Have you heck! For the first twenty-one years of your life, you thought the day started at eleven a.m.; it used to drive Mum bananas.

"And the salary isn't a problem? I know twenty-one thousand doesn't always stretch that far in the capital."

You don't say? And here I was thinking I'd be able to holiday in the Maldives this year. Better cancel that private jet, hey?

"No, but I've always been thrifty."

Always been skint, more like.

"Excellent, and where do you see yourself in three years' time?"

I hate this question.

"Um..."

The man smiles encouragingly. "It's okay. Take your time."

Can I take three years? Because, honestly, I really don't have a clue. I look into the future and all I see is this gaping black chasm of uncertainty and fear and stomach-churning anxiety, and I think, is this it? Is this adulthood? Because, if it is, I seriously regret wasting so much of my childhood longing to grow up.

"Um..."

Hey, get it together! I'm the one who's supposed to muck this up for us, not you. Quick, say something vague and ambitious-sounding. He'll love that; his sort always do.
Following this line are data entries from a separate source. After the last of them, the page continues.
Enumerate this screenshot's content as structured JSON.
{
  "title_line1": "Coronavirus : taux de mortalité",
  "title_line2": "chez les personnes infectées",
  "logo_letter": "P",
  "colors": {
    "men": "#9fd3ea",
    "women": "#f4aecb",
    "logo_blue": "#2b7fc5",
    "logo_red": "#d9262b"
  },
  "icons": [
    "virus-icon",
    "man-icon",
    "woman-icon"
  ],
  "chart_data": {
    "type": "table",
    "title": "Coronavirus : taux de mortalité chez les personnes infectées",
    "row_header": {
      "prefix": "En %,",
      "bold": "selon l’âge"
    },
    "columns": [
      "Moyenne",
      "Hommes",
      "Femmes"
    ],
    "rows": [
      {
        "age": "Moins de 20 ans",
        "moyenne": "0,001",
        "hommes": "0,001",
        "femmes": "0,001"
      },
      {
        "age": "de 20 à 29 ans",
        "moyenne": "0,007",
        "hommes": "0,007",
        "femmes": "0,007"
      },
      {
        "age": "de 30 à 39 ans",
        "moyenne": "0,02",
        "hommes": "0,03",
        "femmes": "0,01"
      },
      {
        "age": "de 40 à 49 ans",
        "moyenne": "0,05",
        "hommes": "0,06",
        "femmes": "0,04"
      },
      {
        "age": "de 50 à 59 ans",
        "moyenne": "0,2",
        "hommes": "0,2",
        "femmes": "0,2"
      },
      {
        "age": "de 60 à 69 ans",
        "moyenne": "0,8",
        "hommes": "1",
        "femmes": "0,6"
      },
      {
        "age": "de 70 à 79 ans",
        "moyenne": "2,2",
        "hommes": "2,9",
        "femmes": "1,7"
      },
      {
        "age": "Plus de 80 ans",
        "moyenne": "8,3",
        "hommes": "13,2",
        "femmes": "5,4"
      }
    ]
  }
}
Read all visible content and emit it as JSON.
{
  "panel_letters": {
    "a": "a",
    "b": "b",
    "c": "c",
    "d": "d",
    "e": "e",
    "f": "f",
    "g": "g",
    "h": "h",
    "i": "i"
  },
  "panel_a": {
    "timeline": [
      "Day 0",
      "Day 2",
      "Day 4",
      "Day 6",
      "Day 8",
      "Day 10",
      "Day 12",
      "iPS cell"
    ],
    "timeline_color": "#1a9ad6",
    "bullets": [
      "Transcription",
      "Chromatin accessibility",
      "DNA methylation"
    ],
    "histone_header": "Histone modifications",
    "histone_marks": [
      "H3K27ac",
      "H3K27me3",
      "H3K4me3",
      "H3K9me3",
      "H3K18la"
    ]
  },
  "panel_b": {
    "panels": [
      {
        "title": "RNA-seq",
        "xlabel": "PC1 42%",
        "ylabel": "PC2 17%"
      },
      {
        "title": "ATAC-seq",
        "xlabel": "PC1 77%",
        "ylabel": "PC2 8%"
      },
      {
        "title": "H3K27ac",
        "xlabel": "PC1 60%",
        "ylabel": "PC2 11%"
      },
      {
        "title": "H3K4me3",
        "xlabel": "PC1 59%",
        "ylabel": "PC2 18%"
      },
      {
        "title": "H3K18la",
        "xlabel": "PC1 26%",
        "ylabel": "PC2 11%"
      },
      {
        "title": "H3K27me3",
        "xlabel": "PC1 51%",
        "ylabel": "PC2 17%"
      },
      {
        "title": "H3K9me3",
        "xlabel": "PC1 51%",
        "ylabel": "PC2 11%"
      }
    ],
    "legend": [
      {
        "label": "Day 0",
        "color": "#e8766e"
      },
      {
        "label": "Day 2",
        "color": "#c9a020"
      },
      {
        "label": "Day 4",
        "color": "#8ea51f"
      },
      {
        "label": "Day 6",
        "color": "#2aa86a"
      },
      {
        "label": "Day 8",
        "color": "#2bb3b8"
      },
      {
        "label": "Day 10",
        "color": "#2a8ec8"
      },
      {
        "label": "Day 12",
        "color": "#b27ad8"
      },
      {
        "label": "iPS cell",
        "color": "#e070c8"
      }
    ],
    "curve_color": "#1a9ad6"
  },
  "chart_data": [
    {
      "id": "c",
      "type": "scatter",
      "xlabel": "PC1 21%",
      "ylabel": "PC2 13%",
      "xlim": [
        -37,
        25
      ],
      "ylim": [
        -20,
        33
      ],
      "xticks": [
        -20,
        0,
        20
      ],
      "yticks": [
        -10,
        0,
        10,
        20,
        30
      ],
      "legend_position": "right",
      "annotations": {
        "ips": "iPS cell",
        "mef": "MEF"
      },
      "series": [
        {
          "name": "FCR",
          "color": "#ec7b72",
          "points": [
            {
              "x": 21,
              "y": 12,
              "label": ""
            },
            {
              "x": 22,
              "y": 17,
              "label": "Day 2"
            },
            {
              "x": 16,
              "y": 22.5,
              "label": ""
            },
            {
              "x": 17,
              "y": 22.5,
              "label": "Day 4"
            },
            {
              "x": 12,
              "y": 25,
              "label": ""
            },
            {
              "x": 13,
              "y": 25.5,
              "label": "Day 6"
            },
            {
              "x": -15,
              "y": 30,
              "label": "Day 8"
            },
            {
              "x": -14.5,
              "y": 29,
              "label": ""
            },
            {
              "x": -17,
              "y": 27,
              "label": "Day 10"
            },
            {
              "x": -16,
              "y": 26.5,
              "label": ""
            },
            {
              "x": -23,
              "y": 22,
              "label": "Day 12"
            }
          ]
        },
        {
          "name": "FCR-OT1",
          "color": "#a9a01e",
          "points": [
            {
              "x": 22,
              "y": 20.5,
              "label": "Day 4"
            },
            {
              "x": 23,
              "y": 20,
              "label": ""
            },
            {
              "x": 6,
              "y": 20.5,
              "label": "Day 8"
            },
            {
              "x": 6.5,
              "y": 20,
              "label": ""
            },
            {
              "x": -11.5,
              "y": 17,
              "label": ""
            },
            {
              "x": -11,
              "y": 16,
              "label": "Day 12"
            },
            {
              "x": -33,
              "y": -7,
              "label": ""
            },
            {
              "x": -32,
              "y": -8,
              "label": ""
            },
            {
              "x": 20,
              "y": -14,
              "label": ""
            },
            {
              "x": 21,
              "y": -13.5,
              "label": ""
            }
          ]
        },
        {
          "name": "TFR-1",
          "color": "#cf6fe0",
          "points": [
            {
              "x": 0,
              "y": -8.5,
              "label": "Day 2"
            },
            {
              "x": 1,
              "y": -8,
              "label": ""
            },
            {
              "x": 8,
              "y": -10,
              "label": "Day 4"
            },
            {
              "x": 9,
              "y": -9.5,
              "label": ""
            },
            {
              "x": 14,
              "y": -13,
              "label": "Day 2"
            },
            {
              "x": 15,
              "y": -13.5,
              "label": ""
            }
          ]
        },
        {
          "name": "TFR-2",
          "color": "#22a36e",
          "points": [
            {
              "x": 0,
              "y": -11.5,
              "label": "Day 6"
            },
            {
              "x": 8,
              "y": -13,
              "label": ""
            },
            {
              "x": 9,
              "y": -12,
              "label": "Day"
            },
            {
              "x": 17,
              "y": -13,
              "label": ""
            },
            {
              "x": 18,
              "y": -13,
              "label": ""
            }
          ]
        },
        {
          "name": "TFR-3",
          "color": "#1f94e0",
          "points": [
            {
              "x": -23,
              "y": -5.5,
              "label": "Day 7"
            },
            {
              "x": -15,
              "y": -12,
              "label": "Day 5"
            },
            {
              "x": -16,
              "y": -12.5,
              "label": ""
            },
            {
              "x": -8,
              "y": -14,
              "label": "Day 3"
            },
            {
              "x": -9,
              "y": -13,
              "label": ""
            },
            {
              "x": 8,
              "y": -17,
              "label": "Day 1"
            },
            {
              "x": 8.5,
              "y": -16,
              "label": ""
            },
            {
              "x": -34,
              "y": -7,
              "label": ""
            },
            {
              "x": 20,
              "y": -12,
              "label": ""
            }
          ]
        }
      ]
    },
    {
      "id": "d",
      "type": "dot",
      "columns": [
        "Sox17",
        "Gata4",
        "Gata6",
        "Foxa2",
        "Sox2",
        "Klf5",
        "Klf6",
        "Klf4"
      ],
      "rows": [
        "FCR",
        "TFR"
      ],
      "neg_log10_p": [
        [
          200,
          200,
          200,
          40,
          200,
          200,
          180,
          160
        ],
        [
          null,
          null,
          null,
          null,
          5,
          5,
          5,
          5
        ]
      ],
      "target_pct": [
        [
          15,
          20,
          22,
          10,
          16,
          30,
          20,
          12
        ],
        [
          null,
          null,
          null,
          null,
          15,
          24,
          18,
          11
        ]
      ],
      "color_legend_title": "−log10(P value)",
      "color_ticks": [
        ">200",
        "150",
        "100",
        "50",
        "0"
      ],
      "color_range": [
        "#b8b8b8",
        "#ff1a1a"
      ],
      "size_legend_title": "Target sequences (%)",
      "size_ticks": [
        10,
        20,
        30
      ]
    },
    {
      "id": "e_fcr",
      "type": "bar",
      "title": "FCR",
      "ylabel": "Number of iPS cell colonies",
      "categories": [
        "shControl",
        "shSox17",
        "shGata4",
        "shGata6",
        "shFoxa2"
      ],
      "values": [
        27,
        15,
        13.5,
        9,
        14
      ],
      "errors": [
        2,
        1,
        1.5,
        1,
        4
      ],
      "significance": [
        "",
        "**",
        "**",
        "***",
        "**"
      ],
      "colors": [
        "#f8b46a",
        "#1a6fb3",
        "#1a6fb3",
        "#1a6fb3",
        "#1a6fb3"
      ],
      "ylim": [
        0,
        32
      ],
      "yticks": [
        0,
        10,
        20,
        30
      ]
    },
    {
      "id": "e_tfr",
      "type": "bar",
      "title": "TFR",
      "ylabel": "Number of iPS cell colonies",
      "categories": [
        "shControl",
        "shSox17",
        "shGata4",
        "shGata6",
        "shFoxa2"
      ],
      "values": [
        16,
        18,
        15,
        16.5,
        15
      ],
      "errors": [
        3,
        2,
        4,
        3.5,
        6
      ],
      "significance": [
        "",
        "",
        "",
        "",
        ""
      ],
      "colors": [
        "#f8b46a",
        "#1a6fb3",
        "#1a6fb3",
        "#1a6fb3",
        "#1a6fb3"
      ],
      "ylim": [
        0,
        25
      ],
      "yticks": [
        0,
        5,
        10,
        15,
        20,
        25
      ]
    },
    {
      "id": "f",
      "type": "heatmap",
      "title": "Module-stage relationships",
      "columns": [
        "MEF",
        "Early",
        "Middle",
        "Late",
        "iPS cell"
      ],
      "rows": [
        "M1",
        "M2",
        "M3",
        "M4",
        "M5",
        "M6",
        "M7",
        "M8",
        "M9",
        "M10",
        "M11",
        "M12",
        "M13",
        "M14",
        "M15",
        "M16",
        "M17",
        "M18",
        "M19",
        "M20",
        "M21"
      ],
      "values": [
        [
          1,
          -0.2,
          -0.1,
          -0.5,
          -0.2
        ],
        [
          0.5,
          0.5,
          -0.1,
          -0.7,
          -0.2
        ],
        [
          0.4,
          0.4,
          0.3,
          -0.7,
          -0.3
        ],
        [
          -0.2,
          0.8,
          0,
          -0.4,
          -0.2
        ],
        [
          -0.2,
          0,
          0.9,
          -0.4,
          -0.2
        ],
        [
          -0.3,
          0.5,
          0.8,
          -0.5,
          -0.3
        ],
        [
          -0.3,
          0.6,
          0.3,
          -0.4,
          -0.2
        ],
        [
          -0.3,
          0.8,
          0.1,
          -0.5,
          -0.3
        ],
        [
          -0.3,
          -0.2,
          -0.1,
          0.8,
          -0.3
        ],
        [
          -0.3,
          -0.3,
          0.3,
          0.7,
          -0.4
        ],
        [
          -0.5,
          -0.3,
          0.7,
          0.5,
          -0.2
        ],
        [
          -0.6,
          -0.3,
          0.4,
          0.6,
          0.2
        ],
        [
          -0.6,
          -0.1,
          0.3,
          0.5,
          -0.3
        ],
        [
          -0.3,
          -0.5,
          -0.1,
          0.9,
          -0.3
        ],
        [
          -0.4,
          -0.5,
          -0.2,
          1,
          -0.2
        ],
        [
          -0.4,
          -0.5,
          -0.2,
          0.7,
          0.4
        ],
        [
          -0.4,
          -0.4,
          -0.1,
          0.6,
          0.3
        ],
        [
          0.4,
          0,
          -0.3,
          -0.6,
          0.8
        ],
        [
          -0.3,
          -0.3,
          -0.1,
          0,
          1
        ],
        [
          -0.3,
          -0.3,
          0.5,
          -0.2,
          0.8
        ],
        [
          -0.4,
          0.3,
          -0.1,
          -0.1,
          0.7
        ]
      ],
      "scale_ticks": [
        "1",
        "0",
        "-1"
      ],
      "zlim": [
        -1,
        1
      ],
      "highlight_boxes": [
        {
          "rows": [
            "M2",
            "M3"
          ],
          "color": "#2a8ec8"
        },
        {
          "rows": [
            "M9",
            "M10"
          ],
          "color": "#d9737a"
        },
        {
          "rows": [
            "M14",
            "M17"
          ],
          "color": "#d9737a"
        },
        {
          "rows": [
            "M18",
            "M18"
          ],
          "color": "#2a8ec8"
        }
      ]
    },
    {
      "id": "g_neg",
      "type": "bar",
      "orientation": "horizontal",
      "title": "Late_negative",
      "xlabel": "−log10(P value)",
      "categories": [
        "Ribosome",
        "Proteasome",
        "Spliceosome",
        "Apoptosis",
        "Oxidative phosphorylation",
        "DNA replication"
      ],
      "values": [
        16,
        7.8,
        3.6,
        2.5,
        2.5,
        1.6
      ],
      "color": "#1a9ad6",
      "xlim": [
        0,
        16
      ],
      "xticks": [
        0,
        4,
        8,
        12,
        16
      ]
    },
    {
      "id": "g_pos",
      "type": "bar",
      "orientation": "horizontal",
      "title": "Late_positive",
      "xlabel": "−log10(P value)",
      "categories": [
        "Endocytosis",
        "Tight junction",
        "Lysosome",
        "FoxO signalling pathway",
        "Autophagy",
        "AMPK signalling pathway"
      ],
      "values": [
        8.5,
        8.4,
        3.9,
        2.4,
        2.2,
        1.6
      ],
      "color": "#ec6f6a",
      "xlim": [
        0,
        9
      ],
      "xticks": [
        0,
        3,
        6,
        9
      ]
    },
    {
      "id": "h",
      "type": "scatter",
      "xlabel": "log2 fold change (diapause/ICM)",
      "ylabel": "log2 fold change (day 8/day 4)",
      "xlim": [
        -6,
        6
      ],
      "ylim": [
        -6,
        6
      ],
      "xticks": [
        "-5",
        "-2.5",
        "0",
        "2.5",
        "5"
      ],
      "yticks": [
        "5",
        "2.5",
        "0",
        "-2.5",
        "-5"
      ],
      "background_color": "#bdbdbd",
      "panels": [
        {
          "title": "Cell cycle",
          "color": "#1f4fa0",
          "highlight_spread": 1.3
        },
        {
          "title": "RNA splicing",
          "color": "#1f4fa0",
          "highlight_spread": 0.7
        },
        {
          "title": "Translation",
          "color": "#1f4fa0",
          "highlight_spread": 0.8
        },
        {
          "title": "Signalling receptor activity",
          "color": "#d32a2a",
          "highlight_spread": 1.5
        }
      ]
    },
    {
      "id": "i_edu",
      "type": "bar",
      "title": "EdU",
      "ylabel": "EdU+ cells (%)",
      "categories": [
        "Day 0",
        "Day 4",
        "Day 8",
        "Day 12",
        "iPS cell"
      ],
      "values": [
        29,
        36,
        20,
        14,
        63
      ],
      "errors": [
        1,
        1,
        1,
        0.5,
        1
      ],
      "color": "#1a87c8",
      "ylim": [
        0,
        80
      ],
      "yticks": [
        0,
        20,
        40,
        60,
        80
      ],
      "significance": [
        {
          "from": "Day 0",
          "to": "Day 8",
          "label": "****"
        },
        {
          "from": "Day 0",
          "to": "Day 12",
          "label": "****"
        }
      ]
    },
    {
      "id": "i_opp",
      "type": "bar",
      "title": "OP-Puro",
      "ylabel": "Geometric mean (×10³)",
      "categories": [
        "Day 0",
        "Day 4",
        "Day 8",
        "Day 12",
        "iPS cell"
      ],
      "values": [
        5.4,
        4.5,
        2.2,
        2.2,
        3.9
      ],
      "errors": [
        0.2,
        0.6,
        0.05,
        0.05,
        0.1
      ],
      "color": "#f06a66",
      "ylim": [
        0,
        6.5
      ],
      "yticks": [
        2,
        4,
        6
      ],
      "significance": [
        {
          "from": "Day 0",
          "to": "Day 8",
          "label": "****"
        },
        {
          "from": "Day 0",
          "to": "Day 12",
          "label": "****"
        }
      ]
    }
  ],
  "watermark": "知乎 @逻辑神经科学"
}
I swallow thickly, composing myself. "I see myself having progressed through the ranks. Long-term career growth is very important to me, and I believe your company will enable me to unlock my full potential."

Phew, nailed it!

"Very good," he says, getting to his feet. He shakes my hand. "Well, thank you for coming in to see us today. We'll be in touch. Before you go, is there anything you'd like to ask me?"

Can you give me the job?

Don't worry, I'm only kidding. Mostly.

But, seriously, I'll do anything.

What about if I slept with you, would you give it to me then?

No?

Too risky?

Bloody Me Too movement, spoiling it for everyone else. You know, sometimes I wish I'd been born in the nineteen-thirties. My gran's never had to work a day in her life. She married my granddad and he took care of everything. That's how it was back then. Can we go back to that, do you think?

God, I'm a terrible feminist. I don't mean it. It's just that this is all so much harder than I thought it would be.

So, can I have the awful job that I don't really want, please?

I stand up, shaking my head as I plaster on a smile. "No, thank you. I'm good."